U.S. negotiators will this week press China on longstanding demands that it reform how it treats U.S. companies’ intellectual property in order to seal a trade deal that could prevent tariffs from rising on Chinese imports.
The dollar gained 0.1 percent versus the yen to 109.82. However, traders expect moves in dollar/yen to be small on Monday as Japanese markets remain shut for a public holiday.
The dollar index, a gauge of its value versus six major peers, was marginally higher at 96.64, on track for its eighth straight day of gains.
Trade tensions between the world’s two largest economies have been a major driver of global investor sentiment over the past year. Market confidence took a hit last week when U.S. President Donald Trump said he did not plan to meet with Chinese President Xi Jinping before a March 1 deadline set by the two countries to achieve a trade deal.
Trump has vowed to increase U.S. tariffs on $200 billion worth of Chinese imports to 25 percent from 10 percent currently if the two sides cannot reach a deal by March 2.
The euro was marginally lower versus the greenback at $1.1322 in early Asian trade while the Aussie was 0.15 percent higher at $0.7099, after a disastrous week in which it lost 2.2 percent.
The strength in the dollar has come despite the Federal Reserve taking a dovish stance at its last policy meeting in January. For now, investors are piling into the safety of the greenback due to fears of a sharp global economic slowdown.
The euro came under pressure as core European government debt yields touched their lowest in over two years. The single currency has lost 2.5 percent so far this month.

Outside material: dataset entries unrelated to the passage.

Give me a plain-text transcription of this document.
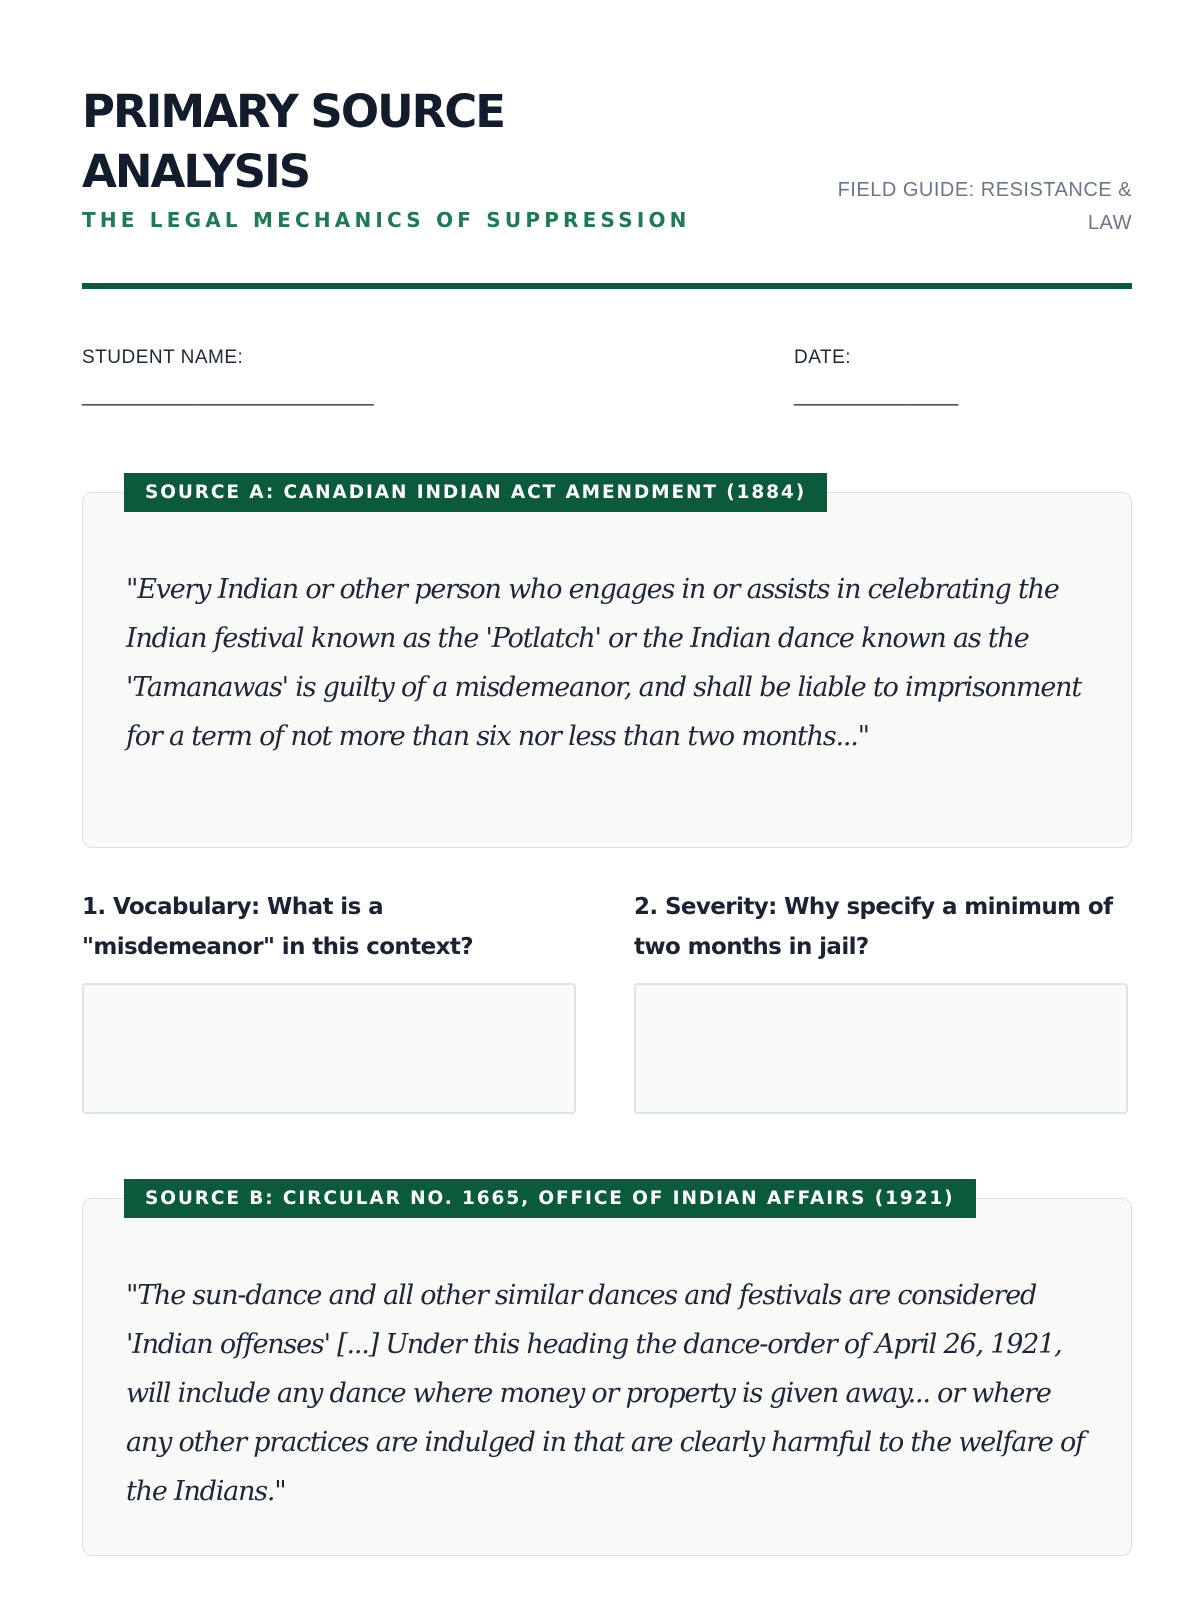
PRIMARY SOURCE ANALYSIS
THE LEGAL MECHANICS OF SUPPRESSION
FIELD GUIDE: RESISTANCE & LAW
STUDENT NAME:
________________________________
DATE:
__________________
SOURCE A: CANADIAN INDIAN ACT AMENDMENT (1884)

"Every Indian or other person who engages in or assists in celebrating the Indian festival known as the 'Potlatch' or the Indian dance known as the 'Tamanawas' is guilty of a misdemeanor, and shall be liable to imprisonment for a term of not more than six nor less than two months..."

1. Vocabulary: What is a "misdemeanor" in this context?

2. Severity: Why specify a minimum of two months in jail?

SOURCE B: CIRCULAR NO. 1665, OFFICE OF INDIAN AFFAIRS (1921)

"The sun-dance and all other similar dances and festivals are considered 'Indian offenses' [...] Under this heading the dance-order of April 26, 1921, will include any dance where money or property is given away... or where any other practices are indulged in that are clearly harmful to the welfare of the Indians."
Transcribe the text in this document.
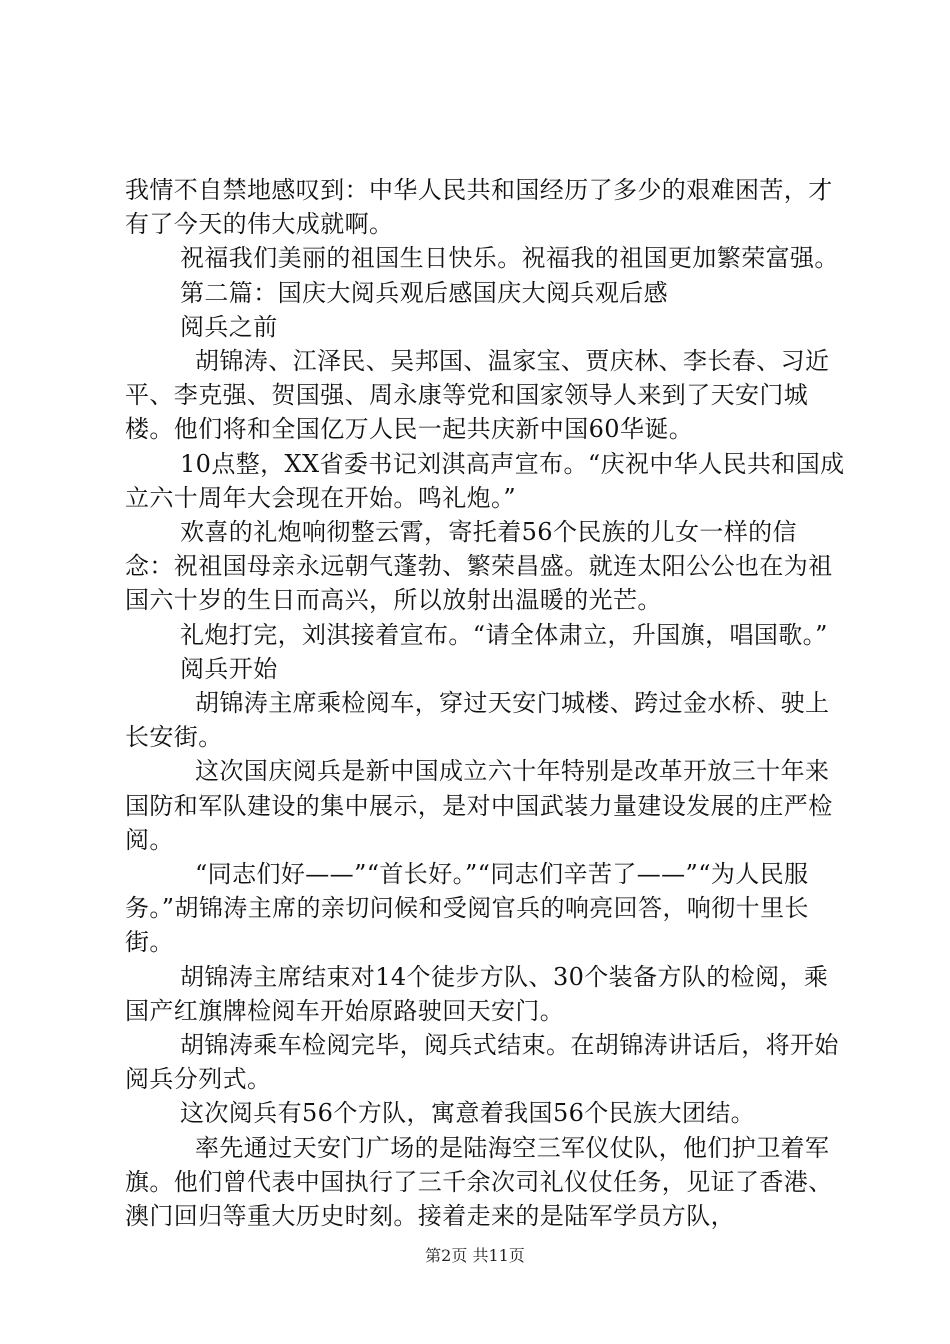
我情不自禁地感叹到：中华人民共和国经历了多少的艰难困苦，才有了今天的伟大成就啊。

祝福我们美丽的祖国生日快乐。祝福我的祖国更加繁荣富强。

第二篇：国庆大阅兵观后感国庆大阅兵观后感

阅兵之前

胡锦涛、江泽民、吴邦国、温家宝、贾庆林、李长春、习近平、李克强、贺国强、周永康等党和国家领导人来到了天安门城楼。他们将和全国亿万人民一起共庆新中国60华诞。

10点整，XX省委书记刘淇高声宣布。“庆祝中华人民共和国成立六十周年大会现在开始。鸣礼炮。”

欢喜的礼炮响彻整云霄，寄托着56个民族的儿女一样的信念：祝祖国母亲永远朝气蓬勃、繁荣昌盛。就连太阳公公也在为祖国六十岁的生日而高兴，所以放射出温暖的光芒。

礼炮打完，刘淇接着宣布。“请全体肃立，升国旗，唱国歌。”

阅兵开始

胡锦涛主席乘检阅车，穿过天安门城楼、跨过金水桥、驶上长安街。

这次国庆阅兵是新中国成立六十年特别是改革开放三十年来国防和军队建设的集中展示，是对中国武装力量建设发展的庄严检阅。

“同志们好——”“首长好。”“同志们辛苦了——”“为人民服务。”胡锦涛主席的亲切问候和受阅官兵的响亮回答，响彻十里长街。

胡锦涛主席结束对14个徒步方队、30个装备方队的检阅，乘国产红旗牌检阅车开始原路驶回天安门。

胡锦涛乘车检阅完毕，阅兵式结束。在胡锦涛讲话后，将开始阅兵分列式。

这次阅兵有56个方队，寓意着我国56个民族大团结。

率先通过天安门广场的是陆海空三军仪仗队，他们护卫着军旗。他们曾代表中国执行了三千余次司礼仪仗任务，见证了香港、澳门回归等重大历史时刻。接着走来的是陆军学员方队，

第2页 共11页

Benchmark German yields were just 10 basis points away from zero percent.
The European Commission sharply cut on Thursday its forecasts for euro zone economic growth for this year and next with the bloc’s largest economies expected to be held back by global trade tensions and domestic challenges.
Last month, the International Monetary Fund also downgraded its forecasts for global growth.
Elsewhere, sterling was down 0.1 percent at $1.2935. Traders expect the pound to remain volatile amid heightened political uncertainty over the Brexit process.